How to prevent clickjacking issue in CF

Abdul L Koyappayil wrote: I created a cfm template with below contents to test clickjacking issue. <html> <head> <title>Clickjack test page</title> </head> <body> <p>Website is vulnerable to clickjacking!</p> <iframe src="https://abcd.rw.xyz.com/mer/nao/app_v4/" width="500" height="500"></iframe> </body> </html> And when I executed this template I was able to click on the "iframe" part. Which indicates that there is a clickjacking issue.Right??.

Right, potentially. However, the question only makes sense if https://abcd.rw.xyz.com/mer/nao/app_v4/ is in your site. For example, if you replace that URL with http://www.google.com, you will find that no content will be displayed. You can interpret this to mean that Google has taken some precautions against clickjacking. I will therefore assume that the site you wish to protect is your own.

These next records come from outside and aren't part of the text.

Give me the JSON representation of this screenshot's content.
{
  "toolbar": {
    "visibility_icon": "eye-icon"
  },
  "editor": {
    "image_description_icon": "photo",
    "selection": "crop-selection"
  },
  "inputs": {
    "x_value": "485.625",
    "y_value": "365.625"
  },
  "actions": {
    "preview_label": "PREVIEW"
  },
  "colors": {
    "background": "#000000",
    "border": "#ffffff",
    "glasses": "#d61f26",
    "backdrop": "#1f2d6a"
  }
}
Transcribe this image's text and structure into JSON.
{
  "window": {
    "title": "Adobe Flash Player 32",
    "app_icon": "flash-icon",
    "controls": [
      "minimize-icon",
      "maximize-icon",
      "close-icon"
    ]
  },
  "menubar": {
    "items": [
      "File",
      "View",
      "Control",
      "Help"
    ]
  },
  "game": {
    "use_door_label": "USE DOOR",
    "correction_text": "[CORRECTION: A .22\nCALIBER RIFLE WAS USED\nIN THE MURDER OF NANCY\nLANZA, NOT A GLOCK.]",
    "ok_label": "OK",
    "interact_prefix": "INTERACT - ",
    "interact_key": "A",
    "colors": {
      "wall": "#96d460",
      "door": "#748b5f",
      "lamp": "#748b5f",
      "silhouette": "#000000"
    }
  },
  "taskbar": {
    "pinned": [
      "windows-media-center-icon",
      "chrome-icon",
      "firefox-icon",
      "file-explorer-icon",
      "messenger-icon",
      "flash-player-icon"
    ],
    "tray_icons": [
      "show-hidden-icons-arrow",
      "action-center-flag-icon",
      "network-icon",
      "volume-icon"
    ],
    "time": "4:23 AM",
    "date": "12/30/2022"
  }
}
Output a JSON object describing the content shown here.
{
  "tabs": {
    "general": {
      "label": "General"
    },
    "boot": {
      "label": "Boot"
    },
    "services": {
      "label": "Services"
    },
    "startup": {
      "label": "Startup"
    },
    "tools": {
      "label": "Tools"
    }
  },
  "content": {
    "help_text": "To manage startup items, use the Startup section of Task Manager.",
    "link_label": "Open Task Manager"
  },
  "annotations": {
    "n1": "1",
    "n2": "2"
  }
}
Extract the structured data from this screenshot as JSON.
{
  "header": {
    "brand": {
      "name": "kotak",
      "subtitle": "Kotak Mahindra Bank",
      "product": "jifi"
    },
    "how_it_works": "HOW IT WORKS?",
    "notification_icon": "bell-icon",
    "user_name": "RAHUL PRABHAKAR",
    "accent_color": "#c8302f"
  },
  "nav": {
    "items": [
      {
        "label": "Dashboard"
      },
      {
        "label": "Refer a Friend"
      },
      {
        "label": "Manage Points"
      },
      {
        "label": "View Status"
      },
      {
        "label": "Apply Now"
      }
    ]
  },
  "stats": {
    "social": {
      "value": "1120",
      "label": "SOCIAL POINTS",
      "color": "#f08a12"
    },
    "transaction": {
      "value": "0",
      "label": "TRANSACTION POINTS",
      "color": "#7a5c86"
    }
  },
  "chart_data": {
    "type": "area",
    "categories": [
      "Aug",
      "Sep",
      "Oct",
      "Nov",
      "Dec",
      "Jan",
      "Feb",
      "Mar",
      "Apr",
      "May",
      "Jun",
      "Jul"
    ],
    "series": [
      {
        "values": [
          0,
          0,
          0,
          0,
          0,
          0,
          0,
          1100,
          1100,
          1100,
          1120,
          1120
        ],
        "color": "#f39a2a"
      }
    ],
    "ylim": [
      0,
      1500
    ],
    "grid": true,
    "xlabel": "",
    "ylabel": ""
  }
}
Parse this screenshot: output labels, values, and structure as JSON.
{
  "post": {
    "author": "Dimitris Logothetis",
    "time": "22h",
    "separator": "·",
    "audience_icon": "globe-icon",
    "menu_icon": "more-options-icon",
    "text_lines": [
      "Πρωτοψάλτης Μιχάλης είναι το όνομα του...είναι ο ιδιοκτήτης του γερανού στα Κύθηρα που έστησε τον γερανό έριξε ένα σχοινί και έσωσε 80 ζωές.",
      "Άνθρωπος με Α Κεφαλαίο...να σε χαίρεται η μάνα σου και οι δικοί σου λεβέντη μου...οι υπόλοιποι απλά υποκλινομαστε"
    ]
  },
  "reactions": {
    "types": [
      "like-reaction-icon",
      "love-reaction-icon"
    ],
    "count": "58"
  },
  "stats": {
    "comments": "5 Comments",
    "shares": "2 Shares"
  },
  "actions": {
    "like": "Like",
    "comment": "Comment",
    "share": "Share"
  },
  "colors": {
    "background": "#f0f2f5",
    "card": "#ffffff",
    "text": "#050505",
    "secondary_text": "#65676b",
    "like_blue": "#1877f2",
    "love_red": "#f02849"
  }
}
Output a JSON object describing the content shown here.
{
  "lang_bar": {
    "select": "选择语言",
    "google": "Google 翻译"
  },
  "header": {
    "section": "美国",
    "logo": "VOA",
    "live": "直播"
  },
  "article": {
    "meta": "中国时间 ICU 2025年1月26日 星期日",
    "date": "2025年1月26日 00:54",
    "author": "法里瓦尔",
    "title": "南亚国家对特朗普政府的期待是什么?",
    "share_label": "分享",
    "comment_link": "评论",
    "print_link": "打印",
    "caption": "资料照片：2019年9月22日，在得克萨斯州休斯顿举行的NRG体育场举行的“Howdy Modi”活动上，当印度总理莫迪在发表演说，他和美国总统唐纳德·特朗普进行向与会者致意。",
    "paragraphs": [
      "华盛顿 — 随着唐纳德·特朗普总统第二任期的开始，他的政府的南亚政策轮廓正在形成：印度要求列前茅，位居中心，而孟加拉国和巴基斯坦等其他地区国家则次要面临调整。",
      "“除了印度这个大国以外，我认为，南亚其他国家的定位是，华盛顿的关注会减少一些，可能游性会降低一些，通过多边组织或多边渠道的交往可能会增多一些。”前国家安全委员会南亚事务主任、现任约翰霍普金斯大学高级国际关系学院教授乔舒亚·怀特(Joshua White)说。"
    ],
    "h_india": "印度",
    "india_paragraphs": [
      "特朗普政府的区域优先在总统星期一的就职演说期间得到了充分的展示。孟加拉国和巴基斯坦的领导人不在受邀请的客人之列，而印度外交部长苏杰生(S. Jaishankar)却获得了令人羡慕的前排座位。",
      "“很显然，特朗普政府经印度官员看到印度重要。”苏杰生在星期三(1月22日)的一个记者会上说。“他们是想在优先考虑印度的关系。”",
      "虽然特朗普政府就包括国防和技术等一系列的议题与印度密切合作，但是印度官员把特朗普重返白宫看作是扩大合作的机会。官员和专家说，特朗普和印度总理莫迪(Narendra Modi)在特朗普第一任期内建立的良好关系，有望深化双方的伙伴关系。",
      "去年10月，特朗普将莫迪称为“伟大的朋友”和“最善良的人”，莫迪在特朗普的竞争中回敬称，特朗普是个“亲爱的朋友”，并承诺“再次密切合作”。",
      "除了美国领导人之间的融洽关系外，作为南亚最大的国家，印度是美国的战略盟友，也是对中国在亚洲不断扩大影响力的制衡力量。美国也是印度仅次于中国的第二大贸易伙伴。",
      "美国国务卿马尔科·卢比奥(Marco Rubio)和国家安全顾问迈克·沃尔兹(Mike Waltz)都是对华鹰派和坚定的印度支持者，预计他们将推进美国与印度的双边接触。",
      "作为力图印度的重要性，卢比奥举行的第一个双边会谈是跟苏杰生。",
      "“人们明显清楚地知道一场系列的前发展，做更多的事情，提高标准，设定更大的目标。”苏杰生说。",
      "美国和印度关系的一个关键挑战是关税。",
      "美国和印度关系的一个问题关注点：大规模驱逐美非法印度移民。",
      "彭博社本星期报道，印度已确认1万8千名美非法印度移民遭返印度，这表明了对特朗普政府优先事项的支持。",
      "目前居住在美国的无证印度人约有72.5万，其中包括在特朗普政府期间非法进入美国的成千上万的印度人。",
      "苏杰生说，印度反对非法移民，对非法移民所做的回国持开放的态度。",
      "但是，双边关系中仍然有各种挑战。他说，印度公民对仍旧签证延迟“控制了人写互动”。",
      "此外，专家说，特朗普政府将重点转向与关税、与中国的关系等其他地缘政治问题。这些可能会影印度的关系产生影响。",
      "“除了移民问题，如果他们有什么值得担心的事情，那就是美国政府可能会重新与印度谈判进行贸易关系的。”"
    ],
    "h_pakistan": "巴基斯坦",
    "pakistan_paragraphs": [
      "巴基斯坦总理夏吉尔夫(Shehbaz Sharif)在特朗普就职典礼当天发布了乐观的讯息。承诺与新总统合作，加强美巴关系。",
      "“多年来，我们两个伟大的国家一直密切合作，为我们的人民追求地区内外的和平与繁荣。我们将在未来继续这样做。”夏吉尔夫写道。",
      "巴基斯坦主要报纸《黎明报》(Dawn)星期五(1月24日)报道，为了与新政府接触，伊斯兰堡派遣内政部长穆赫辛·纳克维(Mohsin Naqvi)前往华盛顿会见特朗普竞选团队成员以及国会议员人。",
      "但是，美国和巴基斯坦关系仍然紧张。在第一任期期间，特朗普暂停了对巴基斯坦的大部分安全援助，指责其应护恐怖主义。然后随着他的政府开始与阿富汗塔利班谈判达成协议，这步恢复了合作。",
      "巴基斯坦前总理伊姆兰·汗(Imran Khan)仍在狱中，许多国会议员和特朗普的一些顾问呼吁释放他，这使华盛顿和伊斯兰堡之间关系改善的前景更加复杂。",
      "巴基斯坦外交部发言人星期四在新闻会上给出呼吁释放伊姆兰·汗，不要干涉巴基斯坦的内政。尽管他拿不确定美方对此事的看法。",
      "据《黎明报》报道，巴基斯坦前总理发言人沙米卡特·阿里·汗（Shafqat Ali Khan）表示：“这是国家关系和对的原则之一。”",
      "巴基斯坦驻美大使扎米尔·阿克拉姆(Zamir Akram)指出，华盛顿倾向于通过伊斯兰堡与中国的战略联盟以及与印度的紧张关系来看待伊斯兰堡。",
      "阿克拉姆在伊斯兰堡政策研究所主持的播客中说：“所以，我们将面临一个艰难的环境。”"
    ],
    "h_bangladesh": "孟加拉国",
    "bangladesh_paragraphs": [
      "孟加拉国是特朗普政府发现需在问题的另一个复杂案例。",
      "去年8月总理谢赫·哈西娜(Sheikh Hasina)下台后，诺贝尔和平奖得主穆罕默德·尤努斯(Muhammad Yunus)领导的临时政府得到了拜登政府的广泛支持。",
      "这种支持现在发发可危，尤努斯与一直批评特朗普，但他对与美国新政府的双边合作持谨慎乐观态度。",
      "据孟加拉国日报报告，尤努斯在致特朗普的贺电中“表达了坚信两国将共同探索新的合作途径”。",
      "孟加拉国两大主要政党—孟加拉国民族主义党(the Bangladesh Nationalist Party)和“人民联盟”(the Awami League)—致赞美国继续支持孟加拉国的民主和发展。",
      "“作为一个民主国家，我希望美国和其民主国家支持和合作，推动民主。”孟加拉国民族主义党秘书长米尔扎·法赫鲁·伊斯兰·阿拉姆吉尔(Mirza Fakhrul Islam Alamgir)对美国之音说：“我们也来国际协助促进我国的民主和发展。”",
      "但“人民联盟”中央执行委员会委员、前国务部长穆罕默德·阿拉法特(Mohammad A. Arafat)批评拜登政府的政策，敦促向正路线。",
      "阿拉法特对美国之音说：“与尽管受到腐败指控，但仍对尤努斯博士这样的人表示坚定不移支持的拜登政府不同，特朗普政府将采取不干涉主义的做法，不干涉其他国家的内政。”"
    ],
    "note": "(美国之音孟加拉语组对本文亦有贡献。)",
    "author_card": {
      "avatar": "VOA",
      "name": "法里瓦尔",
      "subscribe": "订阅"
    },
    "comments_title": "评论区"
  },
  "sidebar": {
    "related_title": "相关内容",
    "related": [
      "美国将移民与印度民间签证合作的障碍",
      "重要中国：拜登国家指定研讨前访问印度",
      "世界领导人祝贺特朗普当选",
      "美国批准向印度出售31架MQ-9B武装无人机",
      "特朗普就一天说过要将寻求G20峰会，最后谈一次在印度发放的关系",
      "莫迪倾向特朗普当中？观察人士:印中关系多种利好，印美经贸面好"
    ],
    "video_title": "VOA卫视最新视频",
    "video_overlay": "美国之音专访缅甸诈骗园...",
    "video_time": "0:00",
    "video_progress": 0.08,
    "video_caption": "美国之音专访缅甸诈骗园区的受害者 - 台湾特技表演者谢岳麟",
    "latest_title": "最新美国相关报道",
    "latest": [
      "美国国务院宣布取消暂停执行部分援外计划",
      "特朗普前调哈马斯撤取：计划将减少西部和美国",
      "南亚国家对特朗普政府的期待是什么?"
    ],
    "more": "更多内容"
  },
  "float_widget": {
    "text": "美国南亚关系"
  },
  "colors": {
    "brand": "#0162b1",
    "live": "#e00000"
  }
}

Clickjacking involves at least 3 parties: you (the Coldfusion site you wish to protect), the clickjacker (the foreign site that intends using the malicious frames) and the client (the initial target or victim, usually the browser). The attacker's aim is to manipulate the browser into an illegitimate interaction with your site. As the browser is where the vulnerability is, it is also where the defence has to be. That defence is in a form that all browsers understand: headers or Javascript.

Coldfusion has a new security setting especially to counteract clickjacking. It is configured in /WEB-INF/web.xml, and enables ColdFusion to send X-Frame-Options headers to the browser. As the documentation shows, you can enable it on the whole site, or on a per-mapping basis.  For example, the following filter will prevent the kind of clickjacking you mention, for every request to your site:

<filter-mapping>

<filter-name>CFClickJackFilterDeny</filter-name>

<url-pattern>/*</url-pattern>

</filter-mapping>

You could alternatively use Javascript on the pages you wish to protect. For examples, check out the Wikipedia on Framekillers.